The INNER JOIN version of the query will return all matching rows but also include duplicates:

SELECT
  u.idx,
  u.page_idxs
FROM
  (
    VALUES
      (1, ARRAY[11, 21, 31]),
      (2, ARRAY[12, 21, 32]),
      (3, ARRAY[13, 23, 31])
  )
    AS u(idx, page_idxs)
INNER JOIN
  (
    SELECT
      p.idx
    FROM
      (
        VALUES
          (11, ARRAY[101, 201, 301]),
          (21, ARRAY[102, 201, 302]),
          (13, ARRAY[103, 203, 301])
      )
        AS p(idx, attribute_idxs)
    WHERE
      p.attribute_idxs && ARRAY[201]
  )
  AS p2
  ON u.page_idxs && ARRAY[p2.idx]
;

Results:

1	{11,21,31}
1	{11,21,31}
2	{12,21,32}

As far as I know, the the IN + sub-_expression_ query can't work since the left side of the operation is an array of integers and the right side a set of rows with a single integer column.
The reason I'm using integer arrays is because it is the only way I have found in PostgreSQL to get fast inclusion / exclusion checks on large datasets (hundreds of millions of values). 
Did I misunderstand your response?
Thank you for the ongoing help,

Mickael

On Mon, May 23, 2022 at 4:45 AM Jeff Janes <jeff.janes@xxxxxxxxx> wrote:

On Fri, May 20, 2022 at 6:42 AM Mickael van der Beek <mickael.van.der.beek@xxxxxxxxx> wrote:

Query:

EXPLAIN (
  ANALYZE,
  VERBOSE,
  COSTS,
  BUFFERS,
  TIMING
)
SELECT
  fu.w2_page_idxs
FROM
  fact_users
    AS fu
WHERE
  EXISTS (
    SELECT
    FROM
      (
        SELECT
          ARRAY[idx] AS page_idx
        FROM
          fact_pages
        WHERE
          attribute_idxs && ARRAY[300000160]
        FETCH FIRST 1 ROWS ONLY
      )
        AS fp
    WHERE
      fu.w2_page_idxs && fp.page_idx
  )
;

Without any surprises, the planner is using a sequential scan on the "fact_users" table which is very large instead of using the GIN index set on the "w2_page_idxs" column.

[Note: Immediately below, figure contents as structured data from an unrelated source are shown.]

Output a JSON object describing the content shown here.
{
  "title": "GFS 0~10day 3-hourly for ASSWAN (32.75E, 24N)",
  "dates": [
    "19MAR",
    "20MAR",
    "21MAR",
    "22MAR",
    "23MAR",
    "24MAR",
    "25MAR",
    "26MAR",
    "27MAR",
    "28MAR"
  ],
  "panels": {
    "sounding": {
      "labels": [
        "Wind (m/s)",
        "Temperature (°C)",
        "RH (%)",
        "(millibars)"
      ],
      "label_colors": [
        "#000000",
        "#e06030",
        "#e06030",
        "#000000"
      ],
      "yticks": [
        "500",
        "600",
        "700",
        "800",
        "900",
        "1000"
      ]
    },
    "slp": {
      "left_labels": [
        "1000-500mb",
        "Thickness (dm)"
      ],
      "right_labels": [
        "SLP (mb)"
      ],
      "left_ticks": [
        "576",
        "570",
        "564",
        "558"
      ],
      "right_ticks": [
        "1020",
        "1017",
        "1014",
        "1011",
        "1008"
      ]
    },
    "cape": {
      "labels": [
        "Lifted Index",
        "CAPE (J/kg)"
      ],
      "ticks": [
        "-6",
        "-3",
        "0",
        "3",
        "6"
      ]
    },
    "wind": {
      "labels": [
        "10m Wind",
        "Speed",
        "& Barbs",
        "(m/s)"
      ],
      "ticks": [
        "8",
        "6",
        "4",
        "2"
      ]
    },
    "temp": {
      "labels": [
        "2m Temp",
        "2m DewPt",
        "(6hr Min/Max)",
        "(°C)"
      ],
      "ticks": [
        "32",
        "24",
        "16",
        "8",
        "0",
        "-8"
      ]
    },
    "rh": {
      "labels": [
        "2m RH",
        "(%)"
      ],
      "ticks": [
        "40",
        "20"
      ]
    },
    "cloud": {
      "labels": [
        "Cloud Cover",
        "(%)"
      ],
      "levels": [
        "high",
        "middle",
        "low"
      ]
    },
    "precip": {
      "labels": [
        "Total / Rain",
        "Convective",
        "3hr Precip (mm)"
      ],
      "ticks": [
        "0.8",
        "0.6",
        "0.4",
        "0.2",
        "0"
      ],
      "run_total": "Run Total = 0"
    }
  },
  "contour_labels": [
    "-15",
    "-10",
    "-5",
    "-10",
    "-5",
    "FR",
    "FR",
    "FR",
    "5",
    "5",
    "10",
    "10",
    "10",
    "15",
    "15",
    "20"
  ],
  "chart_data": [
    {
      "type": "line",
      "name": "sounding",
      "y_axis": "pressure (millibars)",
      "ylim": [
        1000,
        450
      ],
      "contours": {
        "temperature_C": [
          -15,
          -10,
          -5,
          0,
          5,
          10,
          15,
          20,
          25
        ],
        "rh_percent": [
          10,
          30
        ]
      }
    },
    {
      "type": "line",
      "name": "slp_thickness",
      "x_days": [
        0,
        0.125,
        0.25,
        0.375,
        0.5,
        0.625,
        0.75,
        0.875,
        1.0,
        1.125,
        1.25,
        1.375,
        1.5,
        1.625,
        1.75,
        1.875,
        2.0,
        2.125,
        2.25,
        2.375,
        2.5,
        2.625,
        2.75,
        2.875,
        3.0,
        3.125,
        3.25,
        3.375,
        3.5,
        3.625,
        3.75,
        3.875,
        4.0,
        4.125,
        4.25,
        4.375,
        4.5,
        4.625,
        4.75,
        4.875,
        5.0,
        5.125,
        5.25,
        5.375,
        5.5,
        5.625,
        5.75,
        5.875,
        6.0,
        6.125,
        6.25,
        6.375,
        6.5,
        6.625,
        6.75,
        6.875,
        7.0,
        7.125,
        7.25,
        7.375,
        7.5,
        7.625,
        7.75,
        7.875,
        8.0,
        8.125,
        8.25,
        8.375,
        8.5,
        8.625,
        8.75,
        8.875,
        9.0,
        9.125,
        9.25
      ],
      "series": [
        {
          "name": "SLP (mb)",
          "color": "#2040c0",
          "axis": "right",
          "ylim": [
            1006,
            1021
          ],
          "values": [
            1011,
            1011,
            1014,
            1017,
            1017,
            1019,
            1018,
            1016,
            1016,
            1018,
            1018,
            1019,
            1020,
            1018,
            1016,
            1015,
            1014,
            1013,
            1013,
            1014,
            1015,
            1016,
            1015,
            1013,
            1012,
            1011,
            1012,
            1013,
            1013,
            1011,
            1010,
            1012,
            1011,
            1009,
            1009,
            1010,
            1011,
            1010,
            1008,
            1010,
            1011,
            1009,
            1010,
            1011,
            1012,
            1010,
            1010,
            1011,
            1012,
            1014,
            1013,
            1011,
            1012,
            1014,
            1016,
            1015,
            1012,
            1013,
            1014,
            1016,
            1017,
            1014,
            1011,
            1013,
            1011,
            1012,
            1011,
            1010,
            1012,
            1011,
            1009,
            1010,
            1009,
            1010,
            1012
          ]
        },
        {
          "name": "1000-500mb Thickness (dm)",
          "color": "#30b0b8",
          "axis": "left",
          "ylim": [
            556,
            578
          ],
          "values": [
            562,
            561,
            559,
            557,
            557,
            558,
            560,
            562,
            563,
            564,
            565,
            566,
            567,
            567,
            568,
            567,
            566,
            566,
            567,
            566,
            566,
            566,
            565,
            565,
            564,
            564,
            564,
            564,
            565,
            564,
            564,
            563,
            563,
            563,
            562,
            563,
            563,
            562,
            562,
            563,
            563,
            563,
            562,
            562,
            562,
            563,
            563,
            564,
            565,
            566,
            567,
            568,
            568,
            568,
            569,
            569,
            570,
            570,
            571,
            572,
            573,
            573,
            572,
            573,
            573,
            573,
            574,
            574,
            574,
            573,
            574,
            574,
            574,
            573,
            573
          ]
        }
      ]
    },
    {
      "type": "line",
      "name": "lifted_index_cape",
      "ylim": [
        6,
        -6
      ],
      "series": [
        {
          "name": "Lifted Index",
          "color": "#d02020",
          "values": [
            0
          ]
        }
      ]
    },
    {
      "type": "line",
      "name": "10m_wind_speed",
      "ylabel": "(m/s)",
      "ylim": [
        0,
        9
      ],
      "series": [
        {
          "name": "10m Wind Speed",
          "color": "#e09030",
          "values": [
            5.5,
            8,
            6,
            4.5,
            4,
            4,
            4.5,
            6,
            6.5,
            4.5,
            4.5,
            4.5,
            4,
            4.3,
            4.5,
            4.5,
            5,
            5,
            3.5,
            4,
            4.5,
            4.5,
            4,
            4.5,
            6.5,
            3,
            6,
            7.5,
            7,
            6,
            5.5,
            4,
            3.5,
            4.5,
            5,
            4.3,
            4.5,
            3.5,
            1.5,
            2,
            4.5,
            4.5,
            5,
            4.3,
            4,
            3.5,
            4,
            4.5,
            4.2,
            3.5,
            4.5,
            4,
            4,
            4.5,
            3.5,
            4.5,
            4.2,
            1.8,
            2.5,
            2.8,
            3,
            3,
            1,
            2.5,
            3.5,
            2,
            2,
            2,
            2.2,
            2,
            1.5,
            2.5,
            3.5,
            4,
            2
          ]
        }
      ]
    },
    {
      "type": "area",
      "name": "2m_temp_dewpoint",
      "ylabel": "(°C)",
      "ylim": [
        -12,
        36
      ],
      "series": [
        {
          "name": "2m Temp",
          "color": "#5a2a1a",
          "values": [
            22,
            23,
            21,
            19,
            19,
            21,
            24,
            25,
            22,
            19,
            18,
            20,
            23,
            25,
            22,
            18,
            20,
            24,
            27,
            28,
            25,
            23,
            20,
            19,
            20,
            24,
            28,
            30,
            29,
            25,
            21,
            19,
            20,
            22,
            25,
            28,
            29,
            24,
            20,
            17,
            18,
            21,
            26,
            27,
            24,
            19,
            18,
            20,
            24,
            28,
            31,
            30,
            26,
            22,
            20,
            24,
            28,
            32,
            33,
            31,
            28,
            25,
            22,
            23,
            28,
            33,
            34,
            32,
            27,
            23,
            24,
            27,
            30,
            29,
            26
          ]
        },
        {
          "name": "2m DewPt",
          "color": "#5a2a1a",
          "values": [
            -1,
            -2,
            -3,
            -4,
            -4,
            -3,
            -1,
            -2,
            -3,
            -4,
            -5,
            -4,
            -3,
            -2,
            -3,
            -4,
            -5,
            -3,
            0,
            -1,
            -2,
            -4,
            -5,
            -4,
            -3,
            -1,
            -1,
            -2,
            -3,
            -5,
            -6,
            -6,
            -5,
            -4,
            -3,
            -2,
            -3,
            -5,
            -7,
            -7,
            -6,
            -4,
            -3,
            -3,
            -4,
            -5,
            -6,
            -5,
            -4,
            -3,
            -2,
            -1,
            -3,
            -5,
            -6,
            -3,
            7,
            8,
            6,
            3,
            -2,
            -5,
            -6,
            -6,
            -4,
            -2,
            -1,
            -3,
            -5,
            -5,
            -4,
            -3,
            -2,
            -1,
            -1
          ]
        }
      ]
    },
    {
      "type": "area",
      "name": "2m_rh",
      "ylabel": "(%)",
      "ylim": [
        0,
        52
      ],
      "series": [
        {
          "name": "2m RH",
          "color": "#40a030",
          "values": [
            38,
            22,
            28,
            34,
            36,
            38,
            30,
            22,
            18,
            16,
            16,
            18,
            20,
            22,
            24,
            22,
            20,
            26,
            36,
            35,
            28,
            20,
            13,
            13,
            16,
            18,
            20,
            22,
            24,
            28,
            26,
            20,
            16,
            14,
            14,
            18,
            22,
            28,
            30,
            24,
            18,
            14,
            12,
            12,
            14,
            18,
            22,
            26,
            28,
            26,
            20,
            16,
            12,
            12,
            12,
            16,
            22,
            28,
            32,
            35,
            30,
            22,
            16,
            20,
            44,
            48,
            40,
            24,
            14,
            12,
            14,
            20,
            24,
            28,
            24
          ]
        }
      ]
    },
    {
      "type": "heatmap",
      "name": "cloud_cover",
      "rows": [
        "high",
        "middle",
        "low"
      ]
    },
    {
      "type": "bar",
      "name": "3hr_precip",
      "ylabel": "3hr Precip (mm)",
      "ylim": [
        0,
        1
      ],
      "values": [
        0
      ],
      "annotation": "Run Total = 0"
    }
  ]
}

For me, using the subquery in and _expression_, instead of the EXISTS, does get it to use the gin index.  And I think it must give the same results.

SELECT
  fu.w2_page_idxs
FROM  fact_users AS fu
WHERE
      fu.w2_page_idxs && ARRAY[(select idx from fact_pages where attribute_idxs && ARRAY[3003] FETCH FIRST 1 ROWS ONLY)];

But why are you using intarray?  That is unnecessary here, and by creating ambiguity about the array operators it might be harmful. 

Cheers,

Jeff

-- 
Mickael van der Beek
Web developer & Security analyst
mickael.van.der.beek@xxxxxxxxx